Lincolnshire County Council is spending £5m to put a stone chip surface dressing at 150 sites around the county.
It will involve putting down 21,000 tonnes of material to extend the life of the roads in a more resilient way than pothole patching. 12,000 tonnes of that original 21 will be recycled aggregate (basically, sweepings from the road that come from last season’s works).
Cllr Richard Davies, Executive member for Highways is a big fan of surface dressing and says that the summer season will be a boost for many: “It’s one of the real hero methods for getting more life out of a road with a fraction of the cost of having to dig a road up and rebuild it.
“And because of that, we get to get more return for our money. It’s so cost-effective that surface dressing in this way comes in at just a tenth of what we’d spend on alternative materials to achieve a similar result. It’s much quicker to lay, too.”

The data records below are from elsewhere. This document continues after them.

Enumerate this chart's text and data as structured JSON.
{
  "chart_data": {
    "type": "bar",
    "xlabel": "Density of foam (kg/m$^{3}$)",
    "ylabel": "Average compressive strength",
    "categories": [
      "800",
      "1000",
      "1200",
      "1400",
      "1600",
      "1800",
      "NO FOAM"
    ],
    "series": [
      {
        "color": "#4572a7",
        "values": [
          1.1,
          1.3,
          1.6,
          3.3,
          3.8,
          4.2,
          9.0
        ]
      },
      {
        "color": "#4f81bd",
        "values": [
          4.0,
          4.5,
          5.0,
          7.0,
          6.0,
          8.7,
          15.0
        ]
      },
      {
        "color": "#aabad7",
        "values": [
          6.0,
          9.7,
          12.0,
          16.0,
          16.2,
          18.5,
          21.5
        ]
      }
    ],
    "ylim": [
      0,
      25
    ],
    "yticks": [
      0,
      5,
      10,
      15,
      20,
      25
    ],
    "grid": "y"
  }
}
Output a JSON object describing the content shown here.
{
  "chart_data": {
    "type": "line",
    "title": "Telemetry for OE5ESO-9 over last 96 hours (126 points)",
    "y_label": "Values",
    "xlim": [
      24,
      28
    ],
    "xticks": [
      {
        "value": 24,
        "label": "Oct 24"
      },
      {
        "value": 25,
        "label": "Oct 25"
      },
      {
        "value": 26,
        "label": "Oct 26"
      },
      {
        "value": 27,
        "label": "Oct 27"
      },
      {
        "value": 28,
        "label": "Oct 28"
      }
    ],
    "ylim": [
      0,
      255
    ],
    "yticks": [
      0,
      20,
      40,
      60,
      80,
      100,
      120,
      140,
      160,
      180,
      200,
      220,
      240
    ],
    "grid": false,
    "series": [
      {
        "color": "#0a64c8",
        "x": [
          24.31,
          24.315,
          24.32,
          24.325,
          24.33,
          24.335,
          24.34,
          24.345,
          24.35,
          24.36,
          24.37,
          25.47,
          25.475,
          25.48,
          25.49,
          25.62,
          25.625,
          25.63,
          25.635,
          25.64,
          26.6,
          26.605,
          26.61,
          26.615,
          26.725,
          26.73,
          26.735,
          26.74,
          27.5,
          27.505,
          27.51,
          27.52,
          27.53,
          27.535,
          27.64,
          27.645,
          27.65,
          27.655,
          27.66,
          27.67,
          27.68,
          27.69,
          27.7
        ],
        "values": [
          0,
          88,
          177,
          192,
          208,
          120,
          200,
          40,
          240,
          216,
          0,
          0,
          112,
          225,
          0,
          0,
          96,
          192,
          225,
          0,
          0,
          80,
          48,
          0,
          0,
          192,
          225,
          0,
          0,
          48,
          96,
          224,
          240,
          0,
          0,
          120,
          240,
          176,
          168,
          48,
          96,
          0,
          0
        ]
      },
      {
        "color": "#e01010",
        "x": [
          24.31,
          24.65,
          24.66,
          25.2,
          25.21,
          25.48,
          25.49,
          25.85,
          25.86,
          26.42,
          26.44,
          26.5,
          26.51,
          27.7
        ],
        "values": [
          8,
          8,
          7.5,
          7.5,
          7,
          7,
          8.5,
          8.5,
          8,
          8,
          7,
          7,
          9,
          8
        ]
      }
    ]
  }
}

About 30,000 square metres can be laid in a day, and the works don’t always require a full road closure.
“With the programme we have planned across the summer we will get roads that are better to drive on, last longer and are easier to maintain. The surface dressing will also help to prevent or reduce pothole proliferation and it seals the surface from water, which makes the whole road more resilient.
“So surface dressing is a vitally important part of how we are working on maintaining the roads network in as financially efficient a way as possible. And the scale on which we are putting these measures into practice over the summer will give Lincolnshire a big boost ahead of next winter.”